When the Braves decided to make a run at the 2007 National League East title, they acquired All-Star first baseman Mark Teixeira from Texas for Andrus; catcher Jarrod Saltalamacchia; and pitchers Neftali Feliz, Matt Harrison and Beau Jones. As much as it pained the Braves to trade Andrus, they appeared to have the shortstop position covered with Yunel Escobar, who hit for more power than Andrus and was further along in the developmental process.
In hindsight, the Braves surely would like a do-over. They grew tired of Escobar's inattentive play this season and packed him off to Toronto for 33-year-old Alex Gonzalez in July. Meanwhile, Andrus finished second to Oakland reliever Andrew Bailey in the 2009 rookie of the year race and made the All-Star team this season. He fell off in the second half, hitting only .247 with a .592 OPS after the break, but is advanced enough to realize that his struggles can be an important step in the maturation process.
"As a player, I always wanted to be the main guy that everybody watched or followed and would do exciting things," Andrus said. "I won't lie -- this year has been a tough year, a challenging year for me. But that's what I like. I like to be challenged."
Andrus is becoming a favorite of Texas fans, who have grown accustomed to the public-address system playing "All Shook Up" when he cranks out another base hit. In answer to the obvious question, Andrus was not named after Elvis Presley. His late father, Emilio, and his mother, Elvia, named their daughter Emily and their three sons Erikson, Erold and Elvis. Maybe it's bad karma for a shortstop to be so indelibly linked to the letter "E," but the name is now part and parcel of Andrus' professional identity.
Before Andrus takes the field in the first inning of each game, he scrawls his father's name in the dirt in tribute. He has found a surrogate father in Texas in the person of manager Ron Washington, who -- when he was a coach in Oakland -- was a mentor to Miguel Tejada and Eric Chavez and is now applying that same brand of tough love to Andrus.
"Wash won't let Elvis get away with anything," one Rangers official said. "It's like a father-son thing. It's pretty funny to watch."

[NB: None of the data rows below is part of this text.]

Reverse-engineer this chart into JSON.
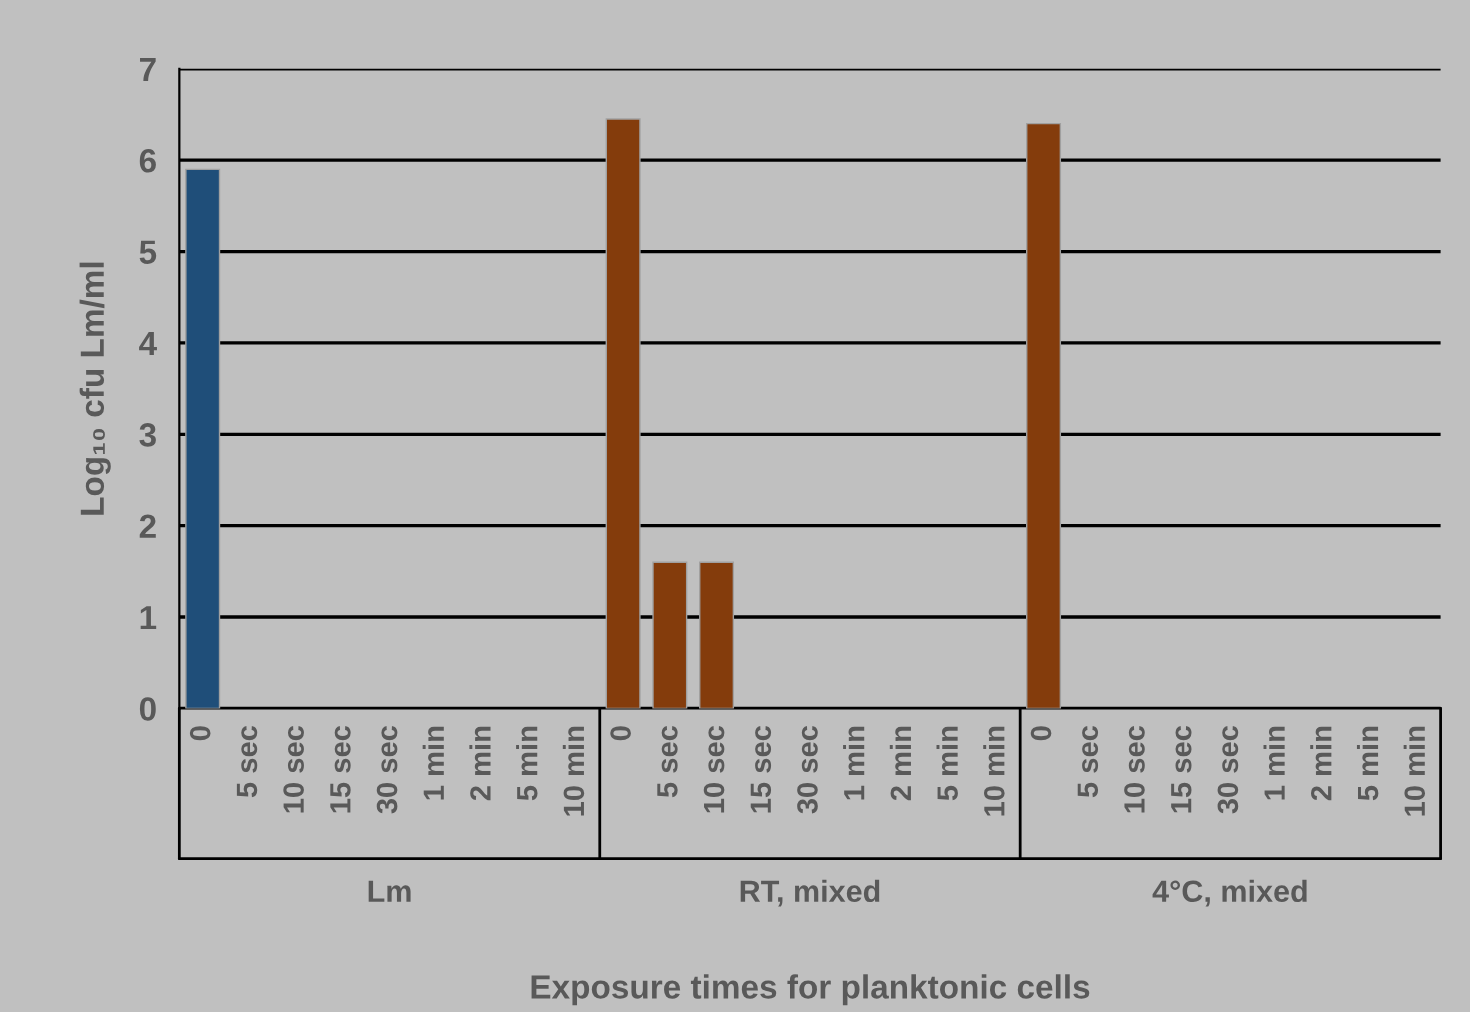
{
  "chart_data": {
    "type": "bar",
    "xlabel": "Exposure times for planktonic cells",
    "ylabel": "Log₁₀ cfu Lm/ml",
    "categories": [
      "0",
      "5 sec",
      "10 sec",
      "15 sec",
      "30 sec",
      "1 min",
      "2 min",
      "5 min",
      "10 min",
      "0",
      "5 sec",
      "10 sec",
      "15 sec",
      "30 sec",
      "1 min",
      "2 min",
      "5 min",
      "10 min",
      "0",
      "5 sec",
      "10 sec",
      "15 sec",
      "30 sec",
      "1 min",
      "2 min",
      "5 min",
      "10 min"
    ],
    "values": [
      5.9,
      null,
      null,
      null,
      null,
      null,
      null,
      null,
      null,
      6.45,
      1.6,
      1.6,
      null,
      null,
      null,
      null,
      null,
      null,
      6.4,
      null,
      null,
      null,
      null,
      null,
      null,
      null,
      null
    ],
    "colors": [
      "#1f4e79",
      "#1f4e79",
      "#1f4e79",
      "#1f4e79",
      "#1f4e79",
      "#1f4e79",
      "#1f4e79",
      "#1f4e79",
      "#1f4e79",
      "#843c0c",
      "#843c0c",
      "#843c0c",
      "#843c0c",
      "#843c0c",
      "#843c0c",
      "#843c0c",
      "#843c0c",
      "#843c0c",
      "#843c0c",
      "#843c0c",
      "#843c0c",
      "#843c0c",
      "#843c0c",
      "#843c0c",
      "#843c0c",
      "#843c0c",
      "#843c0c"
    ],
    "annotations": [
      "Lm",
      "RT, mixed",
      "4°C, mixed"
    ],
    "ylim": [
      0,
      7
    ],
    "yticks": [
      0,
      1,
      2,
      3,
      4,
      5,
      6,
      7
    ],
    "grid": "y",
    "legend": false
  }
}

There's no communication gap in this relationship. In his first two professional seasons, Andrus' grasp of the English language consisted of the words "hey" and "bye." Then he joined Myrtle Beach in the Class A Carolina League and willed himself to become fluent in English. Andrus developed a fondness for country music, and he has beefed up his vocabulary with help from his new friends Toby Keith and Rascal Flatts.
"It's the perfect music you can understand," Andrus said. "If I listen to hip-hop, that's too fast for me."
Although Andrus' teammates love him for his enthusiasm and gregarious nature, they're not entirely sold on his motives.
"I don't think Elvis really likes country music," Kinsler said. "I think the only reason he listens to it is for the American girls."
As we said earlier, the kid is always on the lookout for an opening.